They moved into an unfurnished room in the house of the Reverend Philemon R. Russell at the corner of Pearl and High Streets, Lynn. Russell, who is said to have been known chiefly for his intolerant hatred of the abolitionists, was a former Baptist minister of the narrowest, most dogmatic variety. His son and daughter-in-law occupied half the house, and the daughter-in-law was at first deeply attracted by Mrs. Patterson and her challenging new religious ideas; but the elder Russell soon had the whole household lined up against the newcomer. A sister, Mrs. Julia Russell Walcott, became in time a mine of sensational stories about Mrs. Patterson.28
According to the Russells, Patterson came to the final parting with his wife after they had been living in this forbidding stronghold of bigotry for a month or two. There is reason to doubt the accuracy of their statement, as subsequent events show, but the dentist apparently did indulge in one of his periodic disappearances, leaving Mrs. Patterson destitute for the time being. As a result, she was unable to pay the weekly rent of $1.50 for lodging, and after a few more weeks Russell had her evicted.
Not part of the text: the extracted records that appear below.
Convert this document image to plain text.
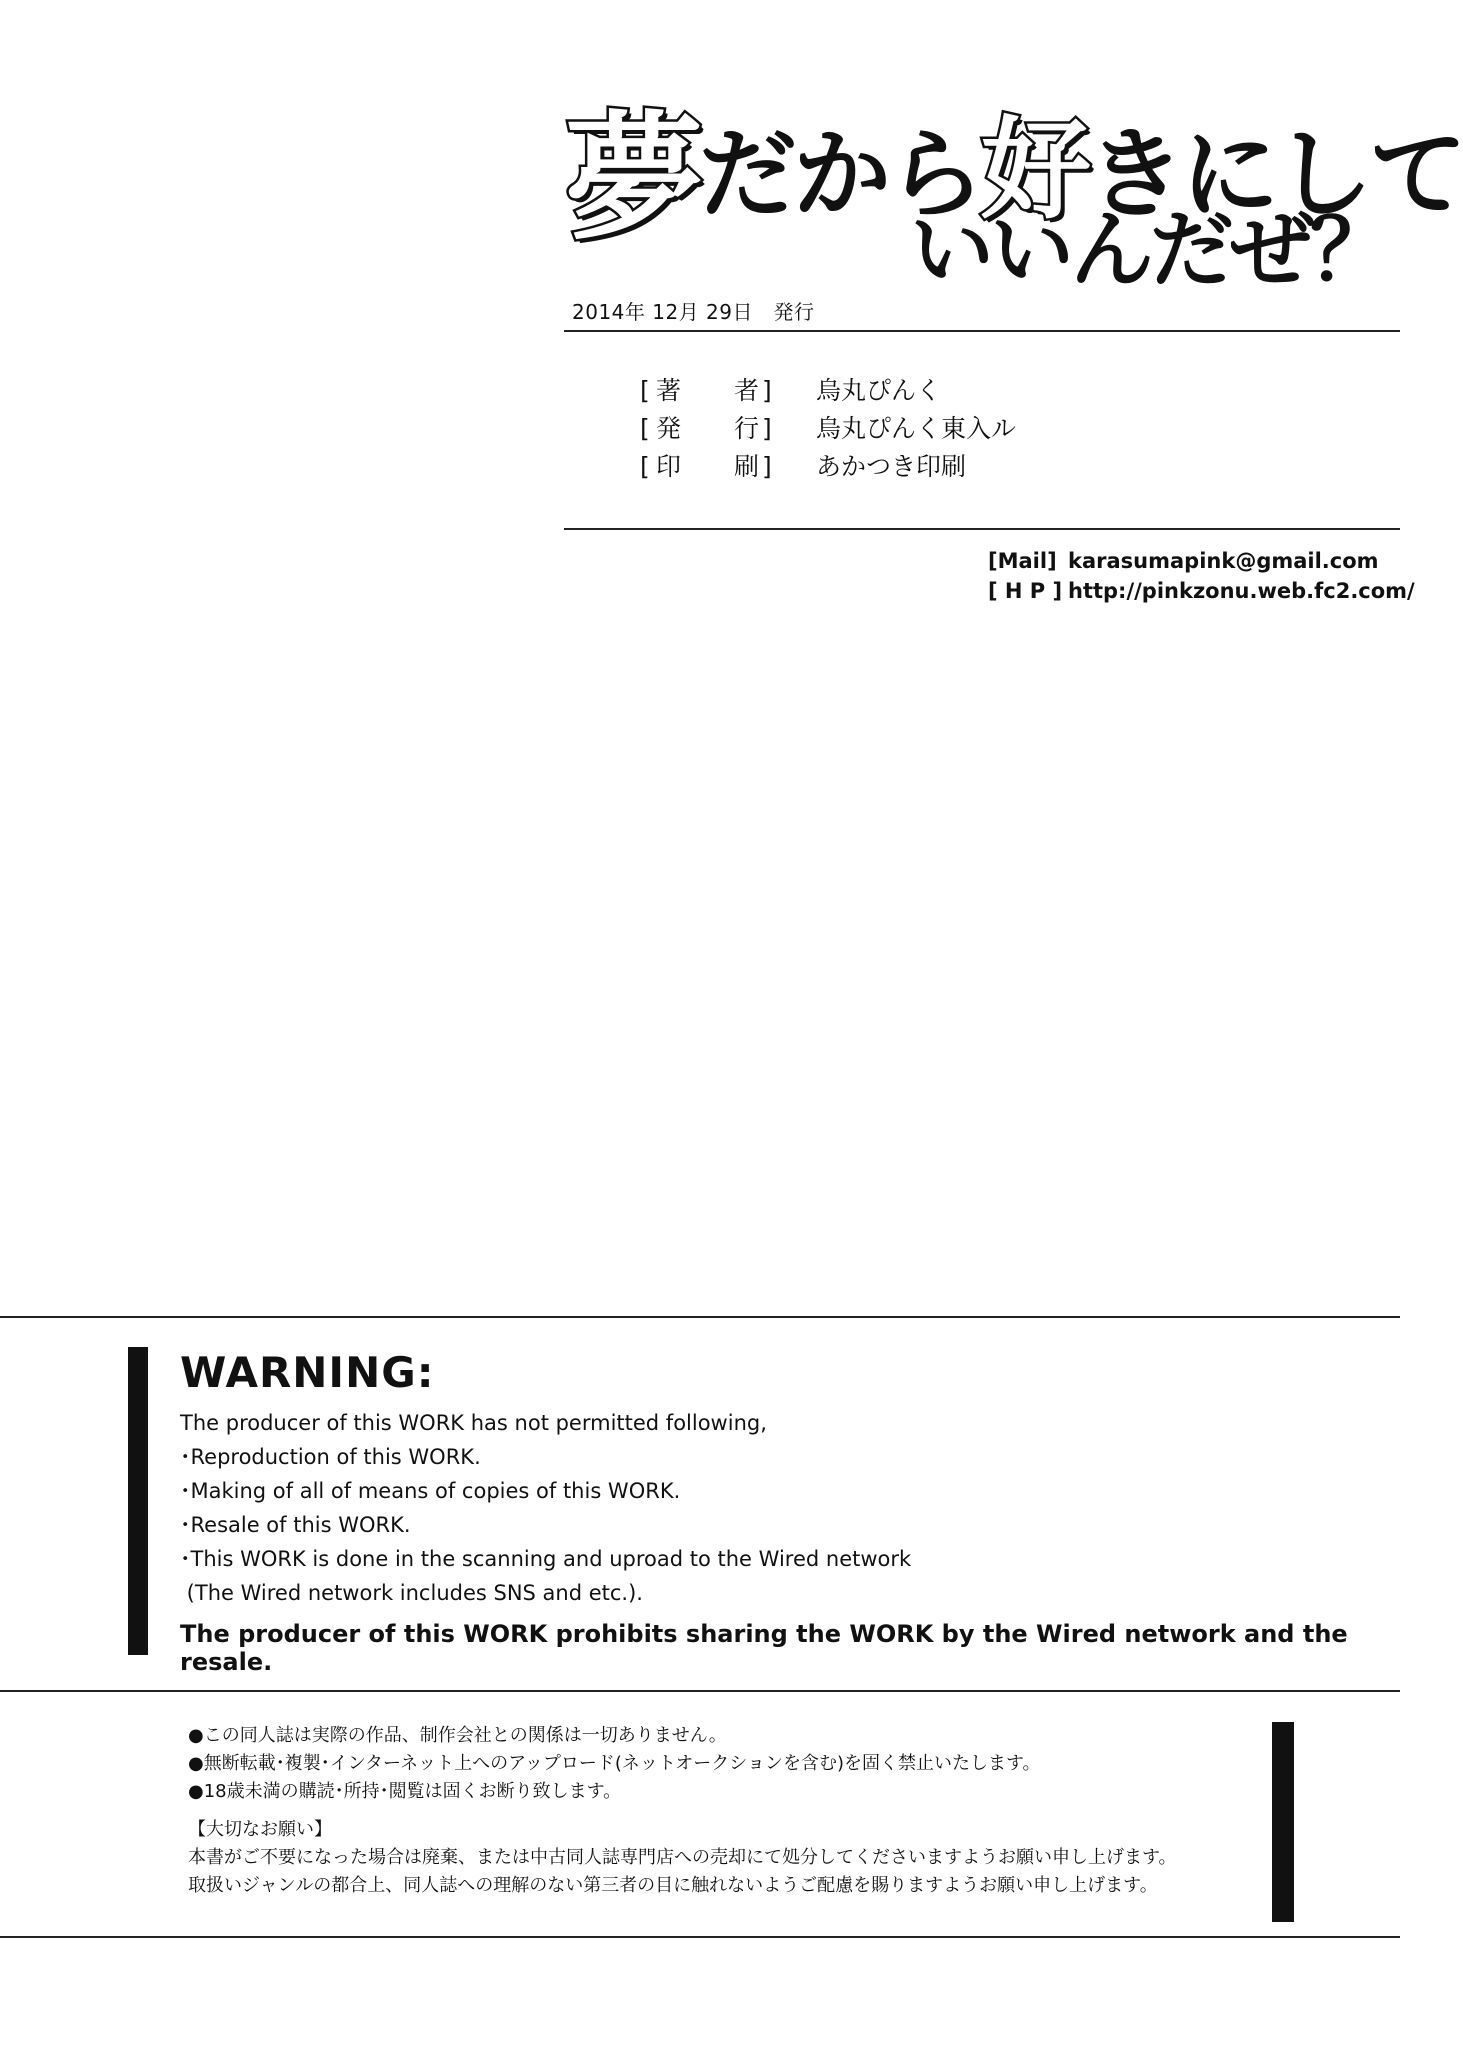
夢だから好きにして
いいんだぜ？
2014年 12月 29日　発行
[ 著	者 ] 烏丸ぴんく
[ 発	行 ] 烏丸ぴんく東入ル
[ 印	刷 ] あかつき印刷
[Mail] karasumapink@gmail.com
[ H P ] http://pinkzonu.web.fc2.com/
WARNING:
The producer of this WORK has not permitted following,
･Reproduction of this WORK.
･Making of all of means of copies of this WORK.
･Resale of this WORK.
･This WORK is done in the scanning and uproad to the Wired network
(The Wired network includes SNS and etc.).
The producer of this WORK prohibits sharing the WORK by the Wired network and the resale.
●この同人誌は実際の作品、制作会社との関係は一切ありません。
●無断転載･複製･インターネット上へのアップロード(ネットオークションを含む)を固く禁止いたします。
●18歳未満の購読･所持･閲覧は固くお断り致します。
【大切なお願い】
本書がご不要になった場合は廃棄、または中古同人誌専門店への売却にて処分してくださいますようお願い申し上げます。
取扱いジャンルの都合上、同人誌への理解のない第三者の目に触れないようご配慮を賜りますようお願い申し上げます。
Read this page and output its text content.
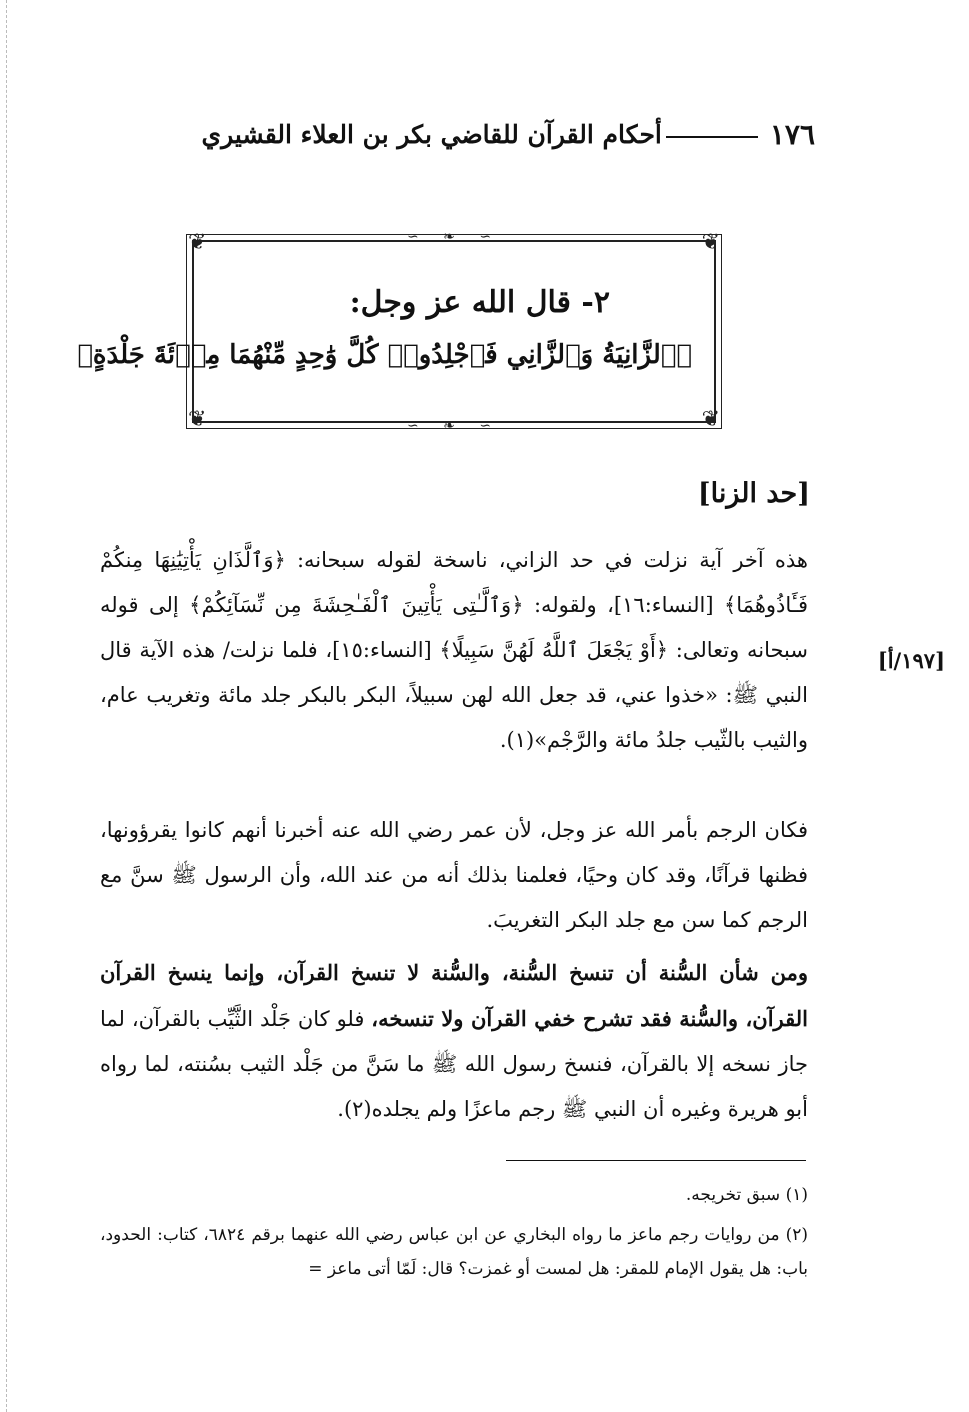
١٧٦
أحكام القرآن للقاضي بكر بن العلاء القشيري
❦	❦
❦	❦
∽ ❧ ∽
∽ ❧ ∽
٢- قال الله عز وجل:
﴿ٱلزَّانِيَةُ وَٱلزَّانِي فَٱجْلِدُوا۟ كُلَّ وَٰحِدٍ مِّنْهُمَا مِا۟ئَةَ جَلْدَةٍ﴾
[حد الزنا]
[١٩٧/أ]
هذه آخر آية نزلت في حد الزاني، ناسخة لقوله سبحانه: ﴿وَٱلَّذَانِ يَأْتِيَٰنِهَا مِنكُمْ فَـَٔاذُوهُمَا﴾ [النساء:١٦]، ولقوله: ﴿وَٱلَّـٰتِى يَأْتِينَ ٱلْفَـٰحِشَةَ مِن نِّسَآئِكُمْ﴾ إلى قوله سبحانه وتعالى: ﴿أَوْ يَجْعَلَ ٱللَّهُ لَهُنَّ سَبِيلًا﴾ [النساء:١٥]، فلما نزلت/ هذه الآية قال النبي ﷺ: «خذوا عني، قد جعل الله لهن سبيلاً، البكر بالبكر جلد مائة وتغريب عام، والثيب بالثّيب جلدُ مائة والرَّجْم»(١).
فكان الرجم بأمر الله عز وجل، لأن عمر رضي الله عنه أخبرنا أنهم كانوا يقرؤونها، فظنها قرآنًا، وقد كان وحيًا، فعلمنا بذلك أنه من عند الله، وأن الرسول ﷺ سنَّ مع الرجم كما سن مع جلد البكر التغريبَ.
ومن شأن السُّنة أن تنسخ السُّنة، والسُّنة لا تنسخ القرآن، وإنما ينسخ القرآن القرآن، والسُّنة فقد تشرح خفي القرآن ولا تنسخه، فلو كان جَلْد الثَّيِّب بالقرآن، لما جاز نسخه إلا بالقرآن، فنسخ رسول الله ﷺ ما سَنَّ من جَلْد الثيب بسُنته، لما رواه أبو هريرة وغيره أن النبي ﷺ رجم ماعزًا ولم يجلده(٢).

(١) سبق تخريجه.

(٢) من روايات رجم ماعز ما رواه البخاري عن ابن عباس رضي الله عنهما برقم ٦٨٢٤، كتاب: الحدود، باب: هل يقول الإمام للمقر: هل لمست أو غمزت؟ قال: لَمّا أتى ماعز =
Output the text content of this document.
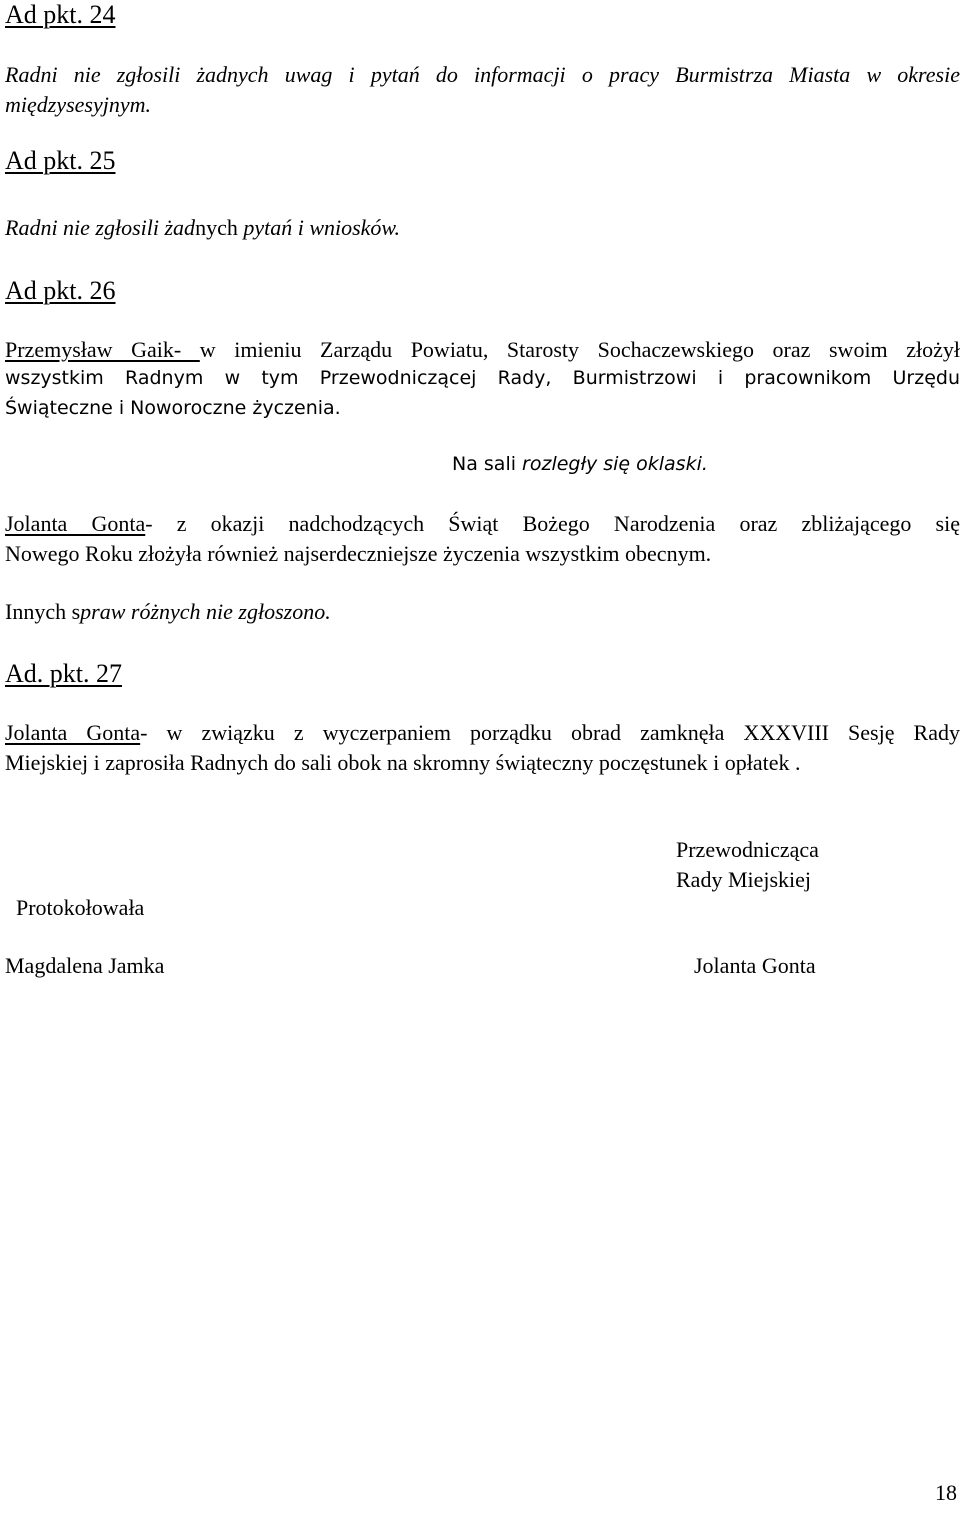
Ad pkt. 24
Radni nie zgłosili żadnych uwag i pytań do informacji o pracy Burmistrza Miasta w okresie
międzysesyjnym.
Ad pkt. 25
Radni nie zgłosili żadnych pytań i wniosków.
Ad pkt. 26
Przemysław Gaik- w imieniu Zarządu Powiatu, Starosty Sochaczewskiego oraz swoim złożył
wszystkim Radnym w tym Przewodniczącej Rady, Burmistrzowi i pracownikom Urzędu
Świąteczne i Noworoczne życzenia.
Na sali rozległy się oklaski.
Jolanta Gonta- z okazji nadchodzących Świąt Bożego Narodzenia oraz zbliżającego się
Nowego Roku złożyła również najserdeczniejsze życzenia wszystkim obecnym.
Innych spraw różnych nie zgłoszono.
Ad. pkt. 27
Jolanta Gonta- w związku z wyczerpaniem porządku obrad zamknęła XXXVIII Sesję Rady
Miejskiej i zaprosiła Radnych do sali obok na skromny świąteczny poczęstunek i opłatek .
Przewodnicząca
Rady Miejskiej
Protokołowała
Magdalena Jamka	Jolanta Gonta
18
It was at this time that, desperately in need of money and probably at the urging of anxious friends, Mrs. Patterson presented a petition to the city of Lynn. She must have been for the moment in one of the darkest valleys of discouragement, suffering again from the old symptoms which returned when her vision was clouded, for her petition stated that “owing to the unsafe condition of that portion of Market street at the junction of Oxford street, on the first day of February last, she slipped and fell, causing serious personal injuries, from which she has little prospect of recovering,” and it asked for pecuniary recompense for these injuries.29
Here was one of the sharp reversals that marked this unsettled period of transition. In her autobiography Mrs. Eddy wrote that it was not until “the latter part” of 1866 that she gained the “scientific certainty” of the truth of her discovery.30 Appropriately enough she was granted ● ● ●
28 Bates-Dittemore mildly note that Mrs. Walcott “cannot be regarded as an impartial witness.” Bates and Dittemore, Truth and Tradition, p. 119.
29 [“Municipal Matters,” Lynn Reporter, 30 June 1866, p. 2.]
30 Mary Baker Eddy, Retrospection and Introspection (Boston: Christian Science Board of Directors, 1920), p. 24.